Sentencia 2011-00015 de noviembre 25 de 2014

CONSEJO DE ESTADO 

SALA DE LO CONTENCIOSO ADMINISTRATIVO

SECCIÓN CUARTA

Rad.: 2500023270002011000015 01 [19293]

Consejera Ponente:

Dra. Martha Teresa Briceño de Valencia

Actor: Yazaki Ciemel FTZ Ltda. (NIT 830033403-8)

Demandado: Dirección De Impuestos y Aduanas Nacionales - Dian

Impuesto al patrimonio - año 2007

Fallo

Bogotá D.C., veinticinco de noviembre de dos mil catorce.

EXTRACTOS: «Consideraciones de la Sala

En los términos del recurso de apelación, la Sala decide sobre la legalidad de los actos por los cuales la DIAN modificó la declaración del impuesto al patrimonio que Yazaki Ciemel FTZ Ltda. presentó por el año 2007.
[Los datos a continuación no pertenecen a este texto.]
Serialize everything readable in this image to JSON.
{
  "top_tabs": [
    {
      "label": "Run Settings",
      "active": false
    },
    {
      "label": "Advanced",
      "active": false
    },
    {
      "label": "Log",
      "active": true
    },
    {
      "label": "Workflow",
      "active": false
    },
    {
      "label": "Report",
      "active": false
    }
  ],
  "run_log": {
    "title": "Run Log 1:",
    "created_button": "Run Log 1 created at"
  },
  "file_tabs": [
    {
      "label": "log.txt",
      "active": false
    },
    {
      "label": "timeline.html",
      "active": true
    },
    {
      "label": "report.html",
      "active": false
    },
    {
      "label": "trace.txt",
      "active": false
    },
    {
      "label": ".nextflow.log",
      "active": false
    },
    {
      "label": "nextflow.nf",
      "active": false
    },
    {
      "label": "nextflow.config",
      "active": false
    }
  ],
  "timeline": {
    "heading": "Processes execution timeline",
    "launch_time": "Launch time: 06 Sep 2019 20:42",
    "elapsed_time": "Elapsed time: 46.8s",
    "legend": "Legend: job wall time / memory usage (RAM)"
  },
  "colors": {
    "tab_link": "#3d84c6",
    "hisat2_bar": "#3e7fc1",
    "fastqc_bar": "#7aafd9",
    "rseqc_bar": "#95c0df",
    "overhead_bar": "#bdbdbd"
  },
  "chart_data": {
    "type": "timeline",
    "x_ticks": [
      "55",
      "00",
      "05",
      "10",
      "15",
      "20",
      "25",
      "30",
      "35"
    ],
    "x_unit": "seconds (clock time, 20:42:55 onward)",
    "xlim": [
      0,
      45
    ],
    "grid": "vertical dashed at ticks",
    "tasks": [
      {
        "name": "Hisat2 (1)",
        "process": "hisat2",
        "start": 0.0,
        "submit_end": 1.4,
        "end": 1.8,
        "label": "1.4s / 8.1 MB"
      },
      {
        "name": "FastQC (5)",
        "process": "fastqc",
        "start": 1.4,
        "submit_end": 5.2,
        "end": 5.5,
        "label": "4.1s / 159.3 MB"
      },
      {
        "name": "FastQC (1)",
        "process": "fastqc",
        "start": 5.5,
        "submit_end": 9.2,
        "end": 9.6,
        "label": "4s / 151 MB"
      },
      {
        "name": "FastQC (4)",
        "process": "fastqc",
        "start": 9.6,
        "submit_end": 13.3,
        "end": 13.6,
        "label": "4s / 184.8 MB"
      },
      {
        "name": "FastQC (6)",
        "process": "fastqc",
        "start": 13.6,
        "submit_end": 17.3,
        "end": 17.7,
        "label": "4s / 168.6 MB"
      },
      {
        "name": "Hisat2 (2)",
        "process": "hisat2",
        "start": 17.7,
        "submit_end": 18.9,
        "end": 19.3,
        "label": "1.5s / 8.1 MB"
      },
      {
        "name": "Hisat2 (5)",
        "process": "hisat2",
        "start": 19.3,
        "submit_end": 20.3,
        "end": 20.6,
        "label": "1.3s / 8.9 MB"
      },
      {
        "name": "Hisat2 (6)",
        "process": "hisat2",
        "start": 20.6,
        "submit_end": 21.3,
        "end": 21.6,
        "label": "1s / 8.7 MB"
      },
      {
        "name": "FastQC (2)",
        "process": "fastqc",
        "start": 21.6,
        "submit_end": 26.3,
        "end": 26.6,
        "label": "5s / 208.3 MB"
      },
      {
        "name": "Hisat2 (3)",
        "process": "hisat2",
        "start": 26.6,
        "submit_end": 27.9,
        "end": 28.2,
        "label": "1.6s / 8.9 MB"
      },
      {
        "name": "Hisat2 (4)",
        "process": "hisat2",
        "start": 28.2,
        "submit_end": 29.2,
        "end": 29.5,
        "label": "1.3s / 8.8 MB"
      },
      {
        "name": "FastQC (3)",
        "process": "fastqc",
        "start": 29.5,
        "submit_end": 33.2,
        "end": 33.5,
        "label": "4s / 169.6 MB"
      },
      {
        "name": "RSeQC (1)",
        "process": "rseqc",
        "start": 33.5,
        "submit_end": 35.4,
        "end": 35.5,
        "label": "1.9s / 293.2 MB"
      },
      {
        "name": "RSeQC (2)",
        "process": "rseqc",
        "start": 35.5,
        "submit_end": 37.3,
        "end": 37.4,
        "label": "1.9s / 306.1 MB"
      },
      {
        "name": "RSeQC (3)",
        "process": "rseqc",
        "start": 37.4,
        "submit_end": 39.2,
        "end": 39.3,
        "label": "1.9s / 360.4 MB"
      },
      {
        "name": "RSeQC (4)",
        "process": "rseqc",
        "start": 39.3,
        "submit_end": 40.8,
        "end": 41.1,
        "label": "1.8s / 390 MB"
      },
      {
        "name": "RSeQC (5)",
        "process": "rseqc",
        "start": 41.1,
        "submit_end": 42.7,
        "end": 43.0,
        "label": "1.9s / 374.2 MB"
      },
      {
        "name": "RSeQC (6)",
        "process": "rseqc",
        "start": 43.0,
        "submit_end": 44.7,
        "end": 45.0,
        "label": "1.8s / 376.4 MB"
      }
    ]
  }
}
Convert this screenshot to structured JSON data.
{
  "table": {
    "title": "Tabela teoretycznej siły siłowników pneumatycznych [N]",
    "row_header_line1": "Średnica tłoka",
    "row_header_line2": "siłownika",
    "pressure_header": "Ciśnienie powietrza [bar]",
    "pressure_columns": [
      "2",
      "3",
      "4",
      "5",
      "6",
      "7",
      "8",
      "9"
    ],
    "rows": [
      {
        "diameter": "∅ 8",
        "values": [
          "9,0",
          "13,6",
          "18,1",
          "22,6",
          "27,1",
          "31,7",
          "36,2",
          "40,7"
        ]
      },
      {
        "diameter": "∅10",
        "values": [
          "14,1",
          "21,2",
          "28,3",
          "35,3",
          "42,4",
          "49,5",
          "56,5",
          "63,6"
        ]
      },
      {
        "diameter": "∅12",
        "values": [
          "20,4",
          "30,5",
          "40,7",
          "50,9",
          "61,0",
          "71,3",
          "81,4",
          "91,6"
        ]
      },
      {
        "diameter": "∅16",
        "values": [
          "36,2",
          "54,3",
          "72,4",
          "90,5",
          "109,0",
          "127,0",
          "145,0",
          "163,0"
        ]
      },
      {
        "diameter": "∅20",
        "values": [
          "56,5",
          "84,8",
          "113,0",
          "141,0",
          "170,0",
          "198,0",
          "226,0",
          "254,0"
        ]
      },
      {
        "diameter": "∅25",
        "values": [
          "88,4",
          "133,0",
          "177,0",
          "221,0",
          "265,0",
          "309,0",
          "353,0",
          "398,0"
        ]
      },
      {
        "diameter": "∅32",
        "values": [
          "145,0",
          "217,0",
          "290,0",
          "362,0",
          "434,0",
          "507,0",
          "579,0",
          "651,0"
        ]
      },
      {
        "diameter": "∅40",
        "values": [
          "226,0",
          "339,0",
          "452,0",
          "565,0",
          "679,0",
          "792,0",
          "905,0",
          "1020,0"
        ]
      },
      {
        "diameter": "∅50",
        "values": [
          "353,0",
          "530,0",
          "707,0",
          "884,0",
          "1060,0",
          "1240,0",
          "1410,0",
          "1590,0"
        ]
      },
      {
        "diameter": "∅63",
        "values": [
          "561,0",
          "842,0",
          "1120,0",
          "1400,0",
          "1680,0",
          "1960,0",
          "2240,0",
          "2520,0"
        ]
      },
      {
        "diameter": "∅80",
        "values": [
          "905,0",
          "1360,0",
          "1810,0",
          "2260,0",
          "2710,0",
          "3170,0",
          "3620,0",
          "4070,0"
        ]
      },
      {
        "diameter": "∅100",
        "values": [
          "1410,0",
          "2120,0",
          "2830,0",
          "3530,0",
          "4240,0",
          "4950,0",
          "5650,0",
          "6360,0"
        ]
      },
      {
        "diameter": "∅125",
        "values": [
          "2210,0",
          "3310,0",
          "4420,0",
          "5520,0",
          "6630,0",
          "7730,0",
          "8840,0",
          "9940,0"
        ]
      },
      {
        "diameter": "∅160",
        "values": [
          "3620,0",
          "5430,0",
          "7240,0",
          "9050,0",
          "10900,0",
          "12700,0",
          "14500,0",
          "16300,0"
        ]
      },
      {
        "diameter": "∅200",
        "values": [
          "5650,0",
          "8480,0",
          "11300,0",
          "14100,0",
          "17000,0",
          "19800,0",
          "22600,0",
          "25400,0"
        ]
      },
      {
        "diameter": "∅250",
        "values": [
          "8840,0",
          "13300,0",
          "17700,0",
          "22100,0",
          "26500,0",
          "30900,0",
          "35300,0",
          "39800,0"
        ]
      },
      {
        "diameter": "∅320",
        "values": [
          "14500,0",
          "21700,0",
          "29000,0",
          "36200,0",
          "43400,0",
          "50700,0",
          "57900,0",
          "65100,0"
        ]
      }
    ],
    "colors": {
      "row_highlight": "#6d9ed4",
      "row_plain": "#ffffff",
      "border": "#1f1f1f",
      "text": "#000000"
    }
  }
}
En concreto, establece si las cuentas por cobrar por ventas de bienes a sociedades con domicilio en Ecuador, por $5.471.912.000, hacen parte de la base gravable del impuesto al patrimonio por el año 2007 y si es aplicable el artículo 17 de la Decisión 578 de 2004 de la CAN. Además, en caso de que proceda la adición de la base gravable, precisa si debe imponerse la sanción por inexactitud.

Para el efecto, la Sala reitera el criterio expuesto en sentencias del 21 de agosto de 2014(14).

El artículo 17 de la Ley 863 de 2003 modificó el Capítulo V del Título II del Libro Primero del estatuto tributario con los artículos 292 al 298-3 por los cuales se creó el impuesto al patrimonio para los años gravables 2004 a 2006. Posteriormente, los artículos 25 a 30 de la Ley 1111 de 2006, modificaron los aludidos artículos, para extender el gravamen hasta el año gravable 2010.

Para el año gravable 2007, son sujetos pasivos del impuesto al patrimonio, las personas jurídicas, las personas naturales y las sociedades de hecho, contribuyentes declarantes del impuesto sobre la renta, que posean, al 1º de enero del año 2007, riqueza igual o superior a tres mil millones de pesos ($3.000.000.000)(15).

El artículo 295 del estatuto tributario, modificado por el artículo 28 de la Ley 1111 de 2006, dispuso que la base gravable del tributo está constituida por el valor del patrimonio líquido del contribuyente poseído al 1º de enero del año 2007 y determinado según lo previsto en el Título II del Libro I del estatuto tributario, del cual se excluyen los siguientes rubros:

1. El valor patrimonial neto de las acciones o aportes poseídos en sociedades nacionales.

2. Los primeros doscientos veinte millones de pesos ($220.000.000) del valor de la casa o apartamento de habitación.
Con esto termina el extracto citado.